In a recent phase I clinical trial, Lehne et al. (27) reported the IgA concentration in saliva increased significantly following the oral administration of the soluble branched yeast β-1,3-d-glucan despite lack of systemic absorption of the polysaccharide. There are many reports that orally administered polysaccharides from plant, seaweed or fungus origin exert various pharmacological activities including immunomodulating activity (28–31). However, the mode of action of the polysaccharides including their target cells has been unclear because it has been widely believed that polysaccharides are not absorbed from digestive tract due to their high molecular weight (32). Therefore, it is important to clarify the detailed mode of action of the pharmacologically active polysaccharides on the modulating activity of intestinal immune system. The polysaccharide(s) in HET-enhanced G-CSF secretion from intestinal epithelial cells, suggesting that the intestinal epithelial cells act as one of the major target cells for the expression of immunopharmacological activity of the orally administered polysaccharides. However, whether orally active other polysaccharides modulate the cytokine secretion of intestinal epithelial cells, it is now not known.
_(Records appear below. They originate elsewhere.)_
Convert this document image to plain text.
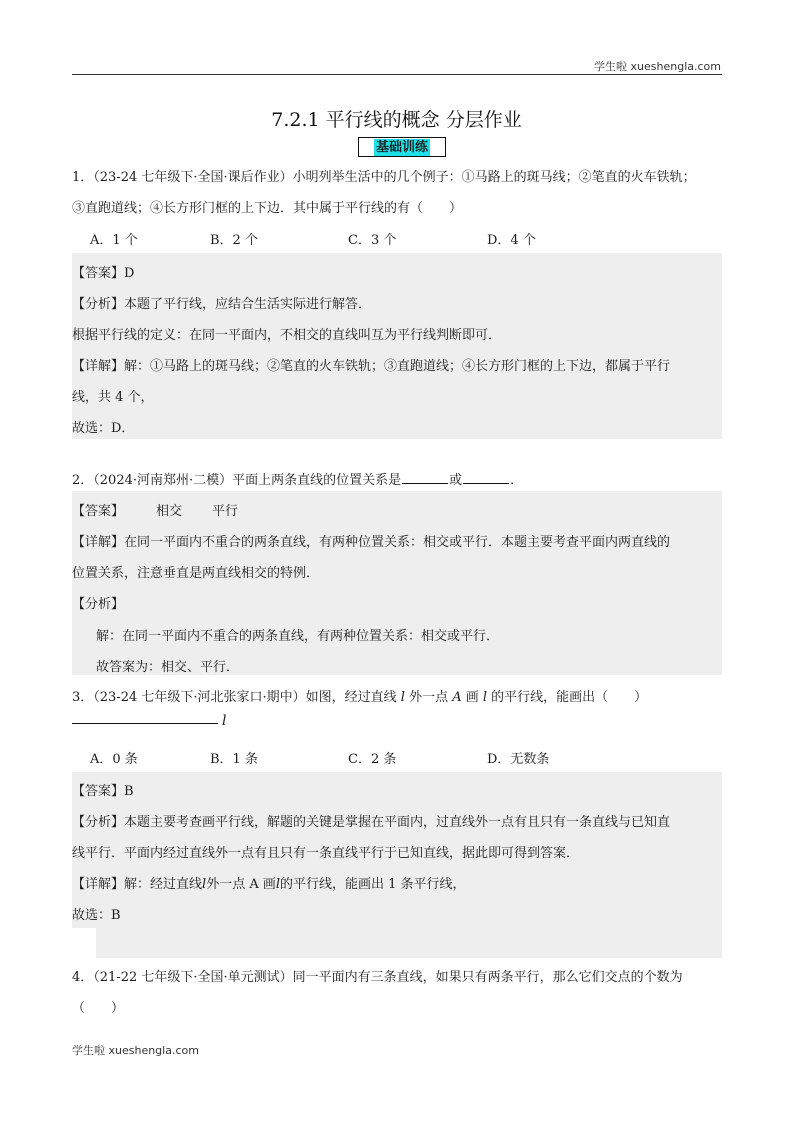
学生啦 xueshengla.com
7.2.1 平行线的概念 分层作业
基础训练
1．（23-24 七年级下·全国·课后作业）小明列举生活中的几个例子：①马路上的斑马线；②笔直的火车铁轨；
③直跑道线；④长方形门框的上下边．其中属于平行线的有（　　）
A．1 个	B．2 个	C．3 个	D．4 个
【答案】D
【分析】本题了平行线，应结合生活实际进行解答．
根据平行线的定义：在同一平面内，不相交的直线叫互为平行线判断即可．
【详解】解：①马路上的斑马线；②笔直的火车铁轨；③直跑道线；④长方形门框的上下边，都属于平行
线，共 4 个，
故选：D．
2．（2024·河南郑州·二模）平面上两条直线的位置关系是	或	．
【答案】 相交 平行
【详解】在同一平面内不重合的两条直线，有两种位置关系：相交或平行．本题主要考查平面内两直线的
位置关系，注意垂直是两直线相交的特例．
【分析】
解：在同一平面内不重合的两条直线，有两种位置关系：相交或平行．
故答案为：相交、平行．
3．（23-24 七年级下·河北张家口·期中）如图，经过直线 l 外一点 A 画 l 的平行线，能画出（　　）
l
A．0 条	B．1 条	C．2 条	D．无数条
【答案】B
【分析】本题主要考查画平行线，解题的关键是掌握在平面内，过直线外一点有且只有一条直线与已知直
线平行．平面内经过直线外一点有且只有一条直线平行于已知直线，据此即可得到答案．
【详解】解：经过直线l外一点 A 画l的平行线，能画出 1 条平行线，
故选：B
4．（21-22 七年级下·全国·单元测试）同一平面内有三条直线，如果只有两条平行，那么它们交点的个数为
（　　）
学生啦 xueshengla.com
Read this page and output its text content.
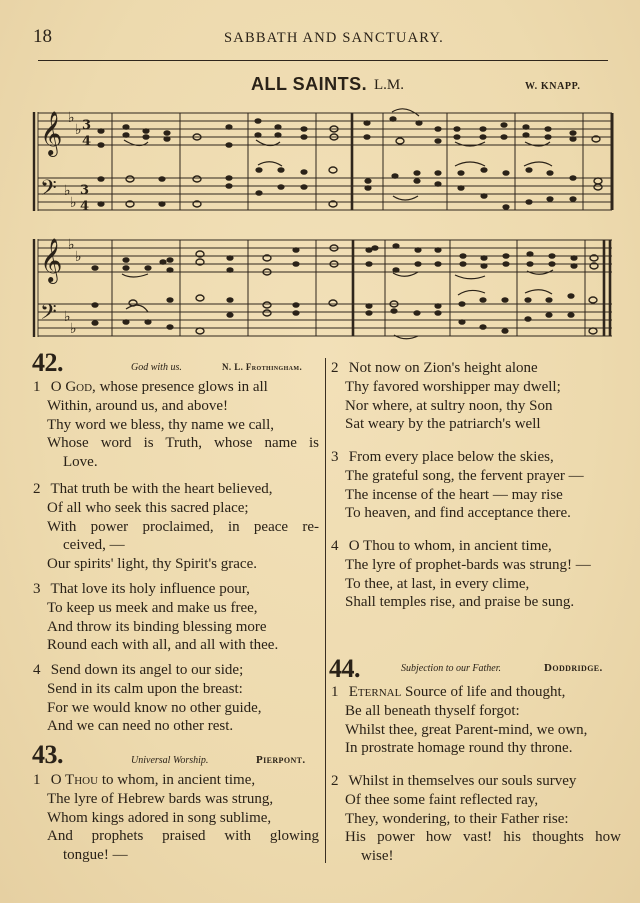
18	SABBATH AND SANCTUARY.
ALL SAINTS. L.M.	W. KNAPP.
𝄞
𝄢
𝄞
𝄢
♭
♭
♭
♭
♭
♭
♭
♭
3
4
3
4
42.	God with us.	N. L. Frothingham.
1 O God, whose presence glows in all
Within, around us, and above!
Thy word we bless, thy name we call,
Whose word is Truth, whose name is
Love.
2 That truth be with the heart believed,
Of all who seek this sacred place;
With power proclaimed, in peace re-
ceived, —
Our spirits' light, thy Spirit's grace.
3 That love its holy influence pour,
To keep us meek and make us free,
And throw its binding blessing more
Round each with all, and all with thee.
4 Send down its angel to our side;
Send in its calm upon the breast:
For we would know no other guide,
And we can need no other rest.
43.	Universal Worship.	Pierpont.
1 O Thou to whom, in ancient time,
The lyre of Hebrew bards was strung,
Whom kings adored in song sublime,
And prophets praised with glowing
tongue! —
2 Not now on Zion's height alone
Thy favored worshipper may dwell;
Nor where, at sultry noon, thy Son
Sat weary by the patriarch's well
3 From every place below the skies,
The grateful song, the fervent prayer —
The incense of the heart — may rise
To heaven, and find acceptance there.
4 O Thou to whom, in ancient time,
The lyre of prophet-bards was strung! —
To thee, at last, in every clime,
Shall temples rise, and praise be sung.
44.	Subjection to our Father.	Doddridge.
1 Eternal Source of life and thought,
Be all beneath thyself forgot:
Whilst thee, great Parent-mind, we own,
In prostrate homage round thy throne.
2 Whilst in themselves our souls survey
Of thee some faint reflected ray,
They, wondering, to their Father rise:
His power how vast! his thoughts how
wise!
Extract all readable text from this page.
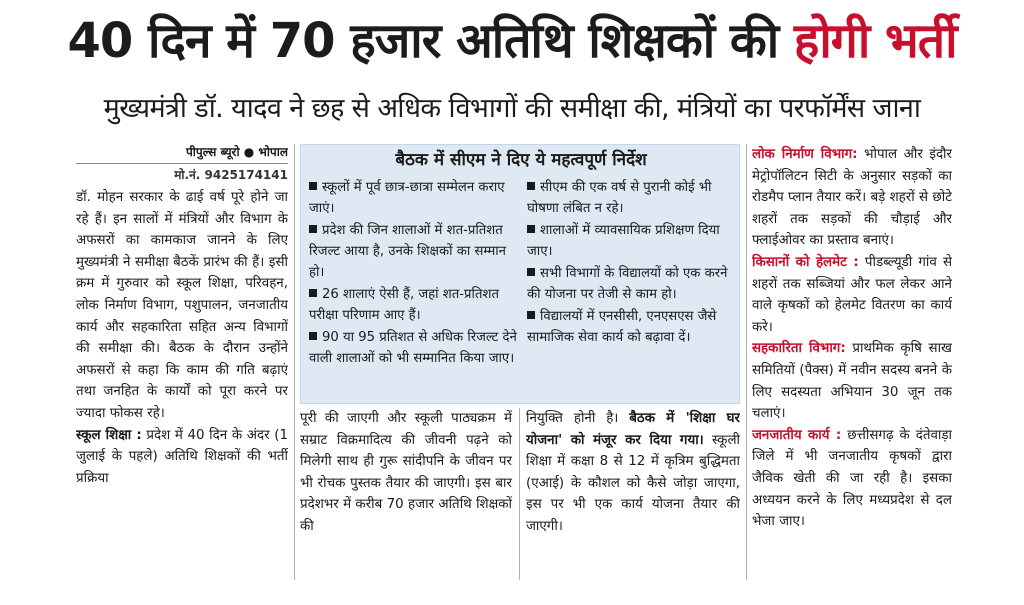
40 दिन में 70 हजार अतिथि शिक्षकों की होगी भर्ती
मुख्यमंत्री डॉ. यादव ने छह से अधिक विभागों की समीक्षा की, मंत्रियों का परफॉर्मेंस जाना
पीपुल्स ब्यूरो ● भोपाल
मो.नं. 9425174141

डॉ. मोहन सरकार के ढाई वर्ष पूरे होने जा रहे हैं। इन सालों में मंत्रियों और विभाग के अफसरों का कामकाज जानने के लिए मुख्यमंत्री ने समीक्षा बैठकें प्रारंभ की हैं। इसी क्रम में गुरुवार को स्कूल शिक्षा, परिवहन, लोक निर्माण विभाग, पशुपालन, जनजातीय कार्य और सहकारिता सहित अन्य विभागों की समीक्षा की। बैठक के दौरान उन्होंने अफसरों से कहा कि काम की गति बढ़ाएं तथा जनहित के कार्यों को पूरा करने पर ज्यादा फोकस रहे।

स्कूल शिक्षा : प्रदेश में 40 दिन के अंदर (1 जुलाई के पहले) अतिथि शिक्षकों की भर्ती प्रक्रिया

बैठक में सीएम ने दिए ये महत्वपूर्ण निर्देश
स्कूलों में पूर्व छात्र-छात्रा सम्मेलन कराए जाएं।
प्रदेश की जिन शालाओं में शत-प्रतिशत रिजल्ट आया है, उनके शिक्षकों का सम्मान हो।
26 शालाएं ऐसी हैं, जहां शत-प्रतिशत परीक्षा परिणाम आए हैं।
90 या 95 प्रतिशत से अधिक रिजल्ट देने वाली शालाओं को भी सम्मानित किया जाए।
सीएम की एक वर्ष से पुरानी कोई भी घोषणा लंबित न रहे।
शालाओं में व्यावसायिक प्रशिक्षण दिया जाए।
सभी विभागों के विद्यालयों को एक करने की योजना पर तेजी से काम हो।
विद्यालयों में एनसीसी, एनएसएस जैसे सामाजिक सेवा कार्य को बढ़ावा दें।

पूरी की जाएगी और स्कूली पाठ्यक्रम में सम्राट विक्रमादित्य की जीवनी पढ़ने को मिलेगी साथ ही गुरू सांदीपनि के जीवन पर भी रोचक पुस्तक तैयार की जाएगी। इस बार प्रदेशभर में करीब 70 हजार अतिथि शिक्षकों की

नियुक्ति होनी है। बैठक में 'शिक्षा घर योजना' को मंजूर कर दिया गया। स्कूली शिक्षा में कक्षा 8 से 12 में कृत्रिम बुद्धिमता (एआई) के कौशल को कैसे जोड़ा जाएगा, इस पर भी एक कार्य योजना तैयार की जाएगी।

लोक निर्माण विभाग: भोपाल और इंदौर मेट्रोपॉलिटन सिटी के अनुसार सड़कों का रोडमैप प्लान तैयार करें। बड़े शहरों से छोटे शहरों तक सड़कों की चौड़ाई और फ्लाईओवर का प्रस्ताव बनाएं।

किसानों को हेलमेट : पीडब्ल्यूडी गांव से शहरों तक सब्जियां और फल लेकर आने वाले कृषकों को हेलमेट वितरण का कार्य करे।

सहकारिता विभाग: प्राथमिक कृषि साख समितियों (पैक्स) में नवीन सदस्य बनने के लिए सदस्यता अभियान 30 जून तक चलाएं।

जनजातीय कार्य : छत्तीसगढ़ के दंतेवाड़ा जिले में भी जनजातीय कृषकों द्वारा जैविक खेती की जा रही है। इसका अध्ययन करने के लिए मध्यप्रदेश से दल भेजा जाए।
G-CSF was identified initially as a growth factor for granulocyte, and characterized as a cytokine inducing both proliferation and maturation of granulocyte (33–36). There is growing evidence that G-CSF also exerts profound immunoregulatory effects in adaptive immunity (37–39). G-CSF induces regulatory T cells and regulatory dendritic cell (DC)-like cell (40–42). G-CSF modulates the balance between T helper 1 (Th1) and Th2 immune responses by affecting cytokine production (43–46). In addition, there is emerging data suggesting that G-CSF is a potential new agent for neuroprotection (47, 48). Thus, G-CSF is considered as a pleiotropic cytokine playing a major role as regulators of hematopoiesis, innate and adaptive immune responses, etc. Therefore, the enhanced G-CSF secretion from intestinal epithelial cells by HET may contribute to the clinically observed various medicinal effects such as promoting the recovery of leucopenia after chemotherapy, reinforcement effect on resistance to infection, and improving allergic physical condition. Details of the G-CSF secretion enhancing activity of HET, including possible mode of action as well as active substances, are now underway, and it will be described in a following paper.
A part of this work was supported by a Grants-in Aid for Scientific Research from Japan Society for the Promotion of Science (grant ID: 18590660). We would like to thank Dr I. Sakakibara (Tsumura & Co.) for analysis of HET by 3D-HPLC. We thank to Mr K. Nonaka, Ms H. Mizushima and Ms M. Inoue for their technical assistance.